Cost and lack of harmonisation slowing green material uptake in beauty, say suppliers

By Kacey Culliney

- Last updated on GMT

Many beauty manufacturers and brands have driven green transformations, but suppliers think cost and lack of harmonisation may be slowing wider uptake of ingredients and raw materials [Getty Images]
Many beauty manufacturers and brands have driven green transformations, but suppliers think cost and lack of harmonisation may be slowing wider uptake of ingredients and raw materials [Getty Images]

Related tags green beauty sustainable beauty suppliers Clariant Evonik Cargill Beauty Oleon Green chemistry

Higher costs and lack of supplier alignment are the core issues slowing uptake of green materials, ingredients and processes amongst beauty and personal care manufacturers and brands, say specialist suppliers.

Green beauty​ had certainly made its mark in recent years. Highlighted as one of CosmeticsDesign-Europe’s top trends to watch in 2021​, plenty of brands had already jumped aboard. But despite a wave of green innovation across packaging, transport, processing, overall carbon footprint and ingredients, widespread uptake of green raw materials and ingredients remained slow in beauty, according to Ecovia Intelligence.

So, why were adoption rates lagging? And how could this be overturned? A panel of senior executives from some of Europe’s leading specialty suppliers discussed this at last month’s Sustainable Cosmetics Summit in Paris, France, organised by Ecovia Intelligence.

Cost, cost, cost

Marie Sanson, marketing manager for consumer care at Swiss specialty chemicals major Clariant, said: “One of the aspects we haven’t mentioned, I think, is cost.”

Using natural ingredients and greener processes, Sanson said, “obviously has a cost”.

And particularly in the current cost-of-living crisis, where consumers had to make more conscious decisions, brands were perhaps focused on keeping final product prices lower. Considering the entire beauty supply chain, though, she said cost was something that could be tackled via “innovation processes”.

Wilfried Petersen, global director of sustainability at German specialty chemicals major Evonik, said innovation was certainly the way forward, noting it would be “a mistake” ​to wait for consumers to create demand.

“We have to take action, and do it anyway, and explain to our consumer why things are necessary and why things come at an extra cost,”​ Petersen said.

Communication and formulations

Doing so, he said it would firstly be important industry distinguished between green ingredients and sustainable ingredients, because these were “not always the same​”. It would then be crucial manufacturers and brands communicated clearly to consumers, he said. “Generally, the more complicated it is to explain to consumers the benefits, the less the consumer will be willing to pay a premium on it.”
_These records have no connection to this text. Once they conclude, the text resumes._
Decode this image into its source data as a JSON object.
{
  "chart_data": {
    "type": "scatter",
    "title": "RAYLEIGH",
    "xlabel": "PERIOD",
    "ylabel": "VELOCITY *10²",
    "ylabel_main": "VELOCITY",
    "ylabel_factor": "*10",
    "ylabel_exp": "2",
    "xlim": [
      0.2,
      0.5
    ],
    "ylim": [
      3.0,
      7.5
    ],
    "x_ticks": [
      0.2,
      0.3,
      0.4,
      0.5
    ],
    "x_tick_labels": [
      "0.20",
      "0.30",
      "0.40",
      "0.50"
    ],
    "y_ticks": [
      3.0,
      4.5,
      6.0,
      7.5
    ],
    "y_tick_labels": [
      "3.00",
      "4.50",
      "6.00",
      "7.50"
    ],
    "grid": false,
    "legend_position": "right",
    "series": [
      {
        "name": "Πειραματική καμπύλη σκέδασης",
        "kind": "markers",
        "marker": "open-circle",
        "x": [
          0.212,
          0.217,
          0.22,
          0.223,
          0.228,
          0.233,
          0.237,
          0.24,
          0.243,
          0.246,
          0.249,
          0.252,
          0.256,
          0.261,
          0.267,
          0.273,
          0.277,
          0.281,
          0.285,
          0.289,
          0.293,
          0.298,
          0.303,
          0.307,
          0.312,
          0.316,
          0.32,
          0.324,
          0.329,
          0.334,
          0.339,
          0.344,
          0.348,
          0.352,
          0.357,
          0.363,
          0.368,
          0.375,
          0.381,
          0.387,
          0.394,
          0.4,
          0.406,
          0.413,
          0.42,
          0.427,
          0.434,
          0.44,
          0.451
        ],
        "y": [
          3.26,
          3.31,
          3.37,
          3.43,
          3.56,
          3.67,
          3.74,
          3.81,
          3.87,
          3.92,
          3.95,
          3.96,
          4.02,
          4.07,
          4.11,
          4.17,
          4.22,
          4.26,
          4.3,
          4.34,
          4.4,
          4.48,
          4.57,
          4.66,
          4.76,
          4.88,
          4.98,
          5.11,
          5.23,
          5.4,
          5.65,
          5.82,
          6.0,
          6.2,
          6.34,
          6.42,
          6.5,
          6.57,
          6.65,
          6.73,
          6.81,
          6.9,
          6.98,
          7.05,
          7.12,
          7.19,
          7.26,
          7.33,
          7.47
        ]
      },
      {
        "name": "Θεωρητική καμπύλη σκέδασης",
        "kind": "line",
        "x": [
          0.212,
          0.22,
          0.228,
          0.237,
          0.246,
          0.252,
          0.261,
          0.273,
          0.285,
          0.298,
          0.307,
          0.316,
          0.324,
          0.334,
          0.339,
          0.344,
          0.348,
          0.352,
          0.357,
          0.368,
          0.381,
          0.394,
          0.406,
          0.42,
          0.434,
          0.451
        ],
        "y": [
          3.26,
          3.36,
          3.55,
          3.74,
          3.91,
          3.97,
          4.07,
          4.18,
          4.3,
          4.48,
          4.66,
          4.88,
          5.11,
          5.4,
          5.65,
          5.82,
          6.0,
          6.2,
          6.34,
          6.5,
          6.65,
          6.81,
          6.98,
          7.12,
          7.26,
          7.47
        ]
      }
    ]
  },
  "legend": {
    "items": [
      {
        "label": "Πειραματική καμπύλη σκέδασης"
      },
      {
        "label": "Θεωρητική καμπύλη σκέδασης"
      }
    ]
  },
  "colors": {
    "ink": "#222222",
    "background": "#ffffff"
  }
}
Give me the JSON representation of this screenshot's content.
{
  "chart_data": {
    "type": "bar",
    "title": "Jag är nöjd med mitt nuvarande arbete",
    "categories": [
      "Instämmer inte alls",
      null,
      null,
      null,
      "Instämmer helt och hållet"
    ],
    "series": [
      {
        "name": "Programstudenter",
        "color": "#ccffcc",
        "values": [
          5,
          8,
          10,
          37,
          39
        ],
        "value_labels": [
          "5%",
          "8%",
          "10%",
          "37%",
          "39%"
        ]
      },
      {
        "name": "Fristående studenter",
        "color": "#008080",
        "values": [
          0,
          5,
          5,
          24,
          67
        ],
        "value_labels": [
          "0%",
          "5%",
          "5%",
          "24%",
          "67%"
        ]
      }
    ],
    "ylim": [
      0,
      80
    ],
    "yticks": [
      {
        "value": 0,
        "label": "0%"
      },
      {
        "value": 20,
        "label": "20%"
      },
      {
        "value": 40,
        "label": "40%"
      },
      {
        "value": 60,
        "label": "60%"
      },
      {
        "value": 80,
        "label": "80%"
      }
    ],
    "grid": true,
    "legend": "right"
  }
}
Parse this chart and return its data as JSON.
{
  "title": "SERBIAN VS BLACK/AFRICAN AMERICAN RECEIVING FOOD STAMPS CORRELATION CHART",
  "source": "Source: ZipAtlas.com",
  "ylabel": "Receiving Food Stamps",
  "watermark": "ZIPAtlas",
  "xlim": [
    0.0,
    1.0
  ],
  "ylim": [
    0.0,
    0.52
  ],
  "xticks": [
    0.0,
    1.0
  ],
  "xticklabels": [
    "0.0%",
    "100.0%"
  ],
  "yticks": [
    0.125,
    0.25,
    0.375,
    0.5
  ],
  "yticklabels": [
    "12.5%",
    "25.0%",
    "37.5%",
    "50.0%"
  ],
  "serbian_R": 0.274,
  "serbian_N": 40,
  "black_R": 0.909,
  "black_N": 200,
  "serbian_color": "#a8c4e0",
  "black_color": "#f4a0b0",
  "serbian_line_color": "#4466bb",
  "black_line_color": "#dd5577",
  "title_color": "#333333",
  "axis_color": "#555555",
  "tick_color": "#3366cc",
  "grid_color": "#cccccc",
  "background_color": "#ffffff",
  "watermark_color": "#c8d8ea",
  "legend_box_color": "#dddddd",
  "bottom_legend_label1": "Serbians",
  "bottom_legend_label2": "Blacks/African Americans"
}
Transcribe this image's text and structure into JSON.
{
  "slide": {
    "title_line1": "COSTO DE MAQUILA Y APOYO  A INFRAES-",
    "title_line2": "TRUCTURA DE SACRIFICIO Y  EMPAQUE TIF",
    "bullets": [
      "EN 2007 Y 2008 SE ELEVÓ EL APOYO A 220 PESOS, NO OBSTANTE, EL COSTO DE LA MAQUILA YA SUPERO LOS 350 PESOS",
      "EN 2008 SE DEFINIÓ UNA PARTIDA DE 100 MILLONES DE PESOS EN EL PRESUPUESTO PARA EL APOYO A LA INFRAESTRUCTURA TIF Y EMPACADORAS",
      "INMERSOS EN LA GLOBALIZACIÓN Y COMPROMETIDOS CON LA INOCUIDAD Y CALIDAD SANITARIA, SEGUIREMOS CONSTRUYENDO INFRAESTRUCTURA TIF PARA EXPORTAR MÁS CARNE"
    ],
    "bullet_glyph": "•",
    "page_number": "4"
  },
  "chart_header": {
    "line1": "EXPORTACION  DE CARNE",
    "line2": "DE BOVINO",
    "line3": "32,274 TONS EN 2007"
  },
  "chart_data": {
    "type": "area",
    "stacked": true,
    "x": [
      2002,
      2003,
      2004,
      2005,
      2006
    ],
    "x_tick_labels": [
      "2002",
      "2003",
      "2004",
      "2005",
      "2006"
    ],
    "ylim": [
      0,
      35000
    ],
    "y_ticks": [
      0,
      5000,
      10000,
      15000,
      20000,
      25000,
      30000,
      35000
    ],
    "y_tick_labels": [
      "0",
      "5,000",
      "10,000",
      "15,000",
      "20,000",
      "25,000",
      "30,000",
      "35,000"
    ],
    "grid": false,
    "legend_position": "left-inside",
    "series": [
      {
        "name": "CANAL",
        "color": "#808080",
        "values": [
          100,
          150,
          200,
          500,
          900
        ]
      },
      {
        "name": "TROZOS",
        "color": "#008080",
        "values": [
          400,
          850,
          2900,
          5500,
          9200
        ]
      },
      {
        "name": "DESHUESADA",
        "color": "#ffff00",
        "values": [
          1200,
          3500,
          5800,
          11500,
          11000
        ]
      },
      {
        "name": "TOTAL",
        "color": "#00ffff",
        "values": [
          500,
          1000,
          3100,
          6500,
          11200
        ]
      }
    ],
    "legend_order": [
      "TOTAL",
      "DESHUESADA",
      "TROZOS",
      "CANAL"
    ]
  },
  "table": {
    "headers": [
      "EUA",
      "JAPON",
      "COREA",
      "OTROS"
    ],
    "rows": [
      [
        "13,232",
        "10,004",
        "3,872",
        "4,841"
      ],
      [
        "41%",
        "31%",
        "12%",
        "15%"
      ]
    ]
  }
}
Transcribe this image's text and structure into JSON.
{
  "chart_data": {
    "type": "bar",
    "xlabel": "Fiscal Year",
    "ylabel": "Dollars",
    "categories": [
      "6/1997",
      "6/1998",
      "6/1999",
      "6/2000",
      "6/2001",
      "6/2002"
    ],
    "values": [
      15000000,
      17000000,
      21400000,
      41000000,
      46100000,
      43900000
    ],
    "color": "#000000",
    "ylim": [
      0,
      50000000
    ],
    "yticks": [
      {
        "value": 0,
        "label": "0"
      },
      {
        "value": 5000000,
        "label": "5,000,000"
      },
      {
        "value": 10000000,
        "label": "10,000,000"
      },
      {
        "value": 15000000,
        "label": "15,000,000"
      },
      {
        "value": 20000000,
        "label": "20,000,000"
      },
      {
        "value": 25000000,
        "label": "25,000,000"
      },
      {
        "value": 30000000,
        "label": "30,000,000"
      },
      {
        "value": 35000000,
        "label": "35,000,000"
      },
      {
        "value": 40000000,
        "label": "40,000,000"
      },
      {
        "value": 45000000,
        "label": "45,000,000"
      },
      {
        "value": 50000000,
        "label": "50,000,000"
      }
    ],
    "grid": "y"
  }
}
“…The acceptance of sustainable supply chains and sustainable ingredients is first in the supply chain and then has to move over to the consumer. And the artwork is to make it understandable to consumers,” ​Petersen said.

Frederic Niola, global innovation director at US natural raw materials specialist Cargill Beauty, said it was also about formulators, manufacturers and brands considering the broader cost of overall formulations, beyond just ingredients.

Perhaps, Niola said, industry ought to consider working more with functional green ingredients that offered “active benefits as well”,​ enabling shorter ingredient decks and thus cost savings.

Sanson said this was where luxury brands would be important, because they had the spending power to include these new green technologies and ingredients and ultimately make them more affordable for other brands.

Industry-wide harmonisation

Yann Raoul, collaborative projects specialist at Belgian oleochemicals specialist Oleon, said driving uptake of green materials would also rely on wider supply-level communication and aligned thinking.

“I think it’s particularly important that we design together what we think the sustainable cosmetic world should be, moving forwards. And the more we communicate and manage to align and harmonise systems – there’s been a lot of debate around that – the better it will be,”​ Raoul said.

It would be key to have “requirements that make good common sense” ​for green raw materials and ingredients, amongst suppliers but also worldwide across the entire beauty and personal care industry, he said. And this was not the case today, which was “making innovation more and more difficult”, ​he said.

Looking ahead, Petersen said that, no matter what industry did, it would be government-level “rules laid out”​ that would drive wider, longer-term uptake of green raw materials and ingredients, in beauty and beyond. So, in the meantime, he said suppliers and brands had to prepare for “a future where more sustainable ingredients will be used”.